In 2005, UICC announced the first recipients of its then new programme, “My Child Matters” (MCM). The objective of MCM is to build local capacity to reduce inequities in childhood cancer survival in selected resource-constrained countries.

Cancer in children is a small fraction of the global cancer burden but for children with the disease and their families it can be distressing. This is especially so in less-developed countries where childhood cancer is often detected too late for effective treatment and where appropriate treatment is too often not available or affordable.

Each year more than 160,000 children are diagnosed with cancer and it is estimated that 90,000 will eventually die of the disease. Although childhood cancers represent a small percentage of all cancers, most of them can be cured if prompt and essential treatment is accessible. However, 80% of children with cancer are in resource-constrained countries where access to information, early detection and effective treatment and care is difficult. More than one in two of these children diagnosed with cancer will die.

In 2005, the Union for International Cancer Control (UICC) announced the first recipients of its then new programme, “My Child Matters” (MCM). The objective of the MCM initiative is to build local capacity to reduce inequities in childhood cancer survival in selected resource-constrained countries. The first year, 14 projects were accepted, which aimed to improve the early diagnosis, treatment, care and support of children with cancer in the developing world. These projects were in Bangladesh, Egypt, Honduras, Morocco, Philippines, Senegal, Tanzania, Ukraine, Venezuela and Vietnam.

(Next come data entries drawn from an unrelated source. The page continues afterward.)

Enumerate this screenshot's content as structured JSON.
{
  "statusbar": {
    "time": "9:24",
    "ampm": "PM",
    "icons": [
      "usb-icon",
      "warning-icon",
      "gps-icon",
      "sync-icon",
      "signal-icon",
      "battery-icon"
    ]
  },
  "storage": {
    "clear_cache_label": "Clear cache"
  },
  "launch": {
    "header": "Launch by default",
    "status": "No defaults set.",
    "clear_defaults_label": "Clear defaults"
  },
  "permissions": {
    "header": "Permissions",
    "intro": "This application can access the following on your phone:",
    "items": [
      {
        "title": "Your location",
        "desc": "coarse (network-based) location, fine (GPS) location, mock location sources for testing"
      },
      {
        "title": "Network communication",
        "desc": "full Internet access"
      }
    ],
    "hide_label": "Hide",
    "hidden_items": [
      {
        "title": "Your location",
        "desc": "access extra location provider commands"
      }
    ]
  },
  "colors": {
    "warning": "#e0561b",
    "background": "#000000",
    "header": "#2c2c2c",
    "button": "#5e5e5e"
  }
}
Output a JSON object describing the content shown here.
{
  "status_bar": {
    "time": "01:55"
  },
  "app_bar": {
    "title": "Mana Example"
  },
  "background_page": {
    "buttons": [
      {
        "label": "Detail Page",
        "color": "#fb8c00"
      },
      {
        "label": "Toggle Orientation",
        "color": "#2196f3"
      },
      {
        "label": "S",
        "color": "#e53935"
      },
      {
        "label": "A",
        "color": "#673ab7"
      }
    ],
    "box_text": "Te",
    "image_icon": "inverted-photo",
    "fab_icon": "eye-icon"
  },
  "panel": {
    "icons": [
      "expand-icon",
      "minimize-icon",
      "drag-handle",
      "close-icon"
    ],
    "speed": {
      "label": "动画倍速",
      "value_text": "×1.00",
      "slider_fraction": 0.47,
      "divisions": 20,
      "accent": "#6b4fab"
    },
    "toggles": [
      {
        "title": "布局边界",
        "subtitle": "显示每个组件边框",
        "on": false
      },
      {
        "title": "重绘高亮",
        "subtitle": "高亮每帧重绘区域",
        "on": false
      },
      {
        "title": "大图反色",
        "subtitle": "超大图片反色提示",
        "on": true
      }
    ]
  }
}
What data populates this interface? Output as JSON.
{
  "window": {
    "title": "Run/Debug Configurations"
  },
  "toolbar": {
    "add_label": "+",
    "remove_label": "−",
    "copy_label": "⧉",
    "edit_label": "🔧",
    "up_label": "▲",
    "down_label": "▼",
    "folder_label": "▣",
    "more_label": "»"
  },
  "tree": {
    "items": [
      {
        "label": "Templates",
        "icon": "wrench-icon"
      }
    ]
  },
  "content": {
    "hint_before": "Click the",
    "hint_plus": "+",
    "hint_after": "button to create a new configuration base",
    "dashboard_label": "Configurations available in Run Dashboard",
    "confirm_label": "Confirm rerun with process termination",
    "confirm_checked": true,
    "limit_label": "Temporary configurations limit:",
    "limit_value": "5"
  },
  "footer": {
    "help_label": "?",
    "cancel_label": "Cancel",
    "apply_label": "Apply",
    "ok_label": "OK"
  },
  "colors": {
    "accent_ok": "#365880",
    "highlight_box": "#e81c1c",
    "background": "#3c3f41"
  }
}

Those first programmes were launched in 2006 on World Cancer Day, in partnership with sanofi-aventis. The MCM awareness and media campaign aimed to raise global awareness amongst health professionals, communities, and health decision-makers, about the gap in survival rates between children with cancer in high- and low-income settings. UICC set out to do this with a campaign toolkit which included fact sheets, a poster and a state of the art report. In 2007, Bolivia, Indonesia, Kenya, Mali, Peru and Romania were granted funds for MCM projects and in 2008, Burkina Faso, Colombia, Côte d’Ivoire; Pakistan and Paraguay were added to the list of countries. With these additions it makes a total of 33 projects in 21 different countries.